There was an immediate reaction to the unprecedented public discussion of currency intervention by Reserve Bank governor Glenn Stevens in a long-awaited speech in Sydney last night. The dollar ended up around a cent lower by early Asian trading at 92.20. That’s also down almost 2 US cents in two days. It is also the lowest its been for 10 weeks, which would qualify the move as a modest win for some rather direct jawboning.
It’s not that Stevens said the RBA would intervene — he actually ruled it out, for now — but he made it very clear that such a move remained in the central bank’s “toolkit”. Currency intervention is when the Reserve Bank buys or sells the dollar to affect the value of the currency — buying supposedly sends the dollar higher, selling it is supposed to push it lower (against the US dollar), as the RBA has trying to do for months. But central bank governors and their officials don’t speak about it, or certainly not with the frankness that Stevens did last night. Stevens told the annual dinner of the Australian Business Economists:
“Overall, in this episode so far, the bank has not been convinced that large-scale intervention clearly passed the test of effectiveness versus cost … But that doesn’t mean we will always eschew intervention. In fact we remain open-minded on the issue. It remains part of the toolkit.”

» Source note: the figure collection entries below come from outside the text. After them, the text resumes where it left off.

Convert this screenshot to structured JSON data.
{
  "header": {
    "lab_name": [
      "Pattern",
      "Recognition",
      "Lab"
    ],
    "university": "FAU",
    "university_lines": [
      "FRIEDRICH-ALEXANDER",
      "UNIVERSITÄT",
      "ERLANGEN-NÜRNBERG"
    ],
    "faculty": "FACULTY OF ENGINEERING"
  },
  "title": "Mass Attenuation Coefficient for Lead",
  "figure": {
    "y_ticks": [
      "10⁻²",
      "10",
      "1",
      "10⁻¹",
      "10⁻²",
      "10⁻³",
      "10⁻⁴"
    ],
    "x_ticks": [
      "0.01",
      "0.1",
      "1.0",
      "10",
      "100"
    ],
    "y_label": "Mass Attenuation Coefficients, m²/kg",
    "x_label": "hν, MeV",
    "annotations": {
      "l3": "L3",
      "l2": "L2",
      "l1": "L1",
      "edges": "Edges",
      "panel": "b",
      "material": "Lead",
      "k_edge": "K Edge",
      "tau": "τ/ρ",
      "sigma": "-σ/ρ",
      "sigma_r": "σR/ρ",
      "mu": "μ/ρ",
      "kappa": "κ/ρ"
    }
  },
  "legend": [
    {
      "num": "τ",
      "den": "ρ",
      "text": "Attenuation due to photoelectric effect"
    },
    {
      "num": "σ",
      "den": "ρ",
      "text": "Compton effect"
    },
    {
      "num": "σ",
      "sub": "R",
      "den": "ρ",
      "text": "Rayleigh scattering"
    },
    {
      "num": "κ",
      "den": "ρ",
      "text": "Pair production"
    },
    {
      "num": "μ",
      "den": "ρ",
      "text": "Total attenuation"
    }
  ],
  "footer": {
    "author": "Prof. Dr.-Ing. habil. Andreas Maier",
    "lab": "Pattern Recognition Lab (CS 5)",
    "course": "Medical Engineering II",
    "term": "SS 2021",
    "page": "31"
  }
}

Central bankers only get one or two chances of trying to change the value of the dollar like this before the market wakes up and calls the central bank’s bluff. Just look at the way Switzerland spent hundreds of billions of francs in defending the value of its currency in 2011 and 2012 at 1.20 to the euro. It was buying so many euros that it was forced to start investing them into currencies like the Aussie dollar, which helped drive up the value of our currency and maintain it above parity for months.
For a central banker to talk about intervention to affect the value of the currency in such an open and direct way as Stevens did last night represented a significant escalation of the campaign from the central bank for a lower dollar. On at least half-a-dozen occasions in the past couple of months (most notably in the recent Statement of Monetary Policy), Stevens and other senior RBA officials have told their audiences and the markets beyond that the value of the Aussie dollar was too high for our good and for the fundamentals of the economy.
And while the dollar dipped lower on each occasion, it soon recovered that lost ground as other factors came into play — most notably for Australia, the continuing solid health of the Chinese economy, the quantitative easing campaigns of the US Federal Reserve and The Bank of Japan and our AAA stable credit rating, which continues to drag in support for the currency when it falls.
There is a lot at stake here in the valuation of the dollar — not just to help moaning businesses impacted by the continuing high dollar. A lower dollar helps the budget by lifting inflation and tax revenues over time. In an open economy like Australia, that’s a pretty quick transmission of lower dollar to higher inflation — as we saw in the September quarter CPI.
A lower dollar will also help cushion the impact of the coming slide in national income that Federal Treasury’s head forecaster Dr David Gruen talked about twice this week — at Senate estimates on Wednesday and to the Business Economists conference yesterday.
He said Australians had to to expect income growth will halve over the coming decade to the weakest pace 50 years. This will come from a combination of the weakening in the terms of trade, the accelerating pace of retirement of baby boomers and falling work force participation rates, and will impact the economy and reduce growth in national income. Getting the dollar lower will help soften the blow from that fall in income. And it will also soften the blow of the impact of the ageing of the population, outlined yesterday by the Productivity Commission.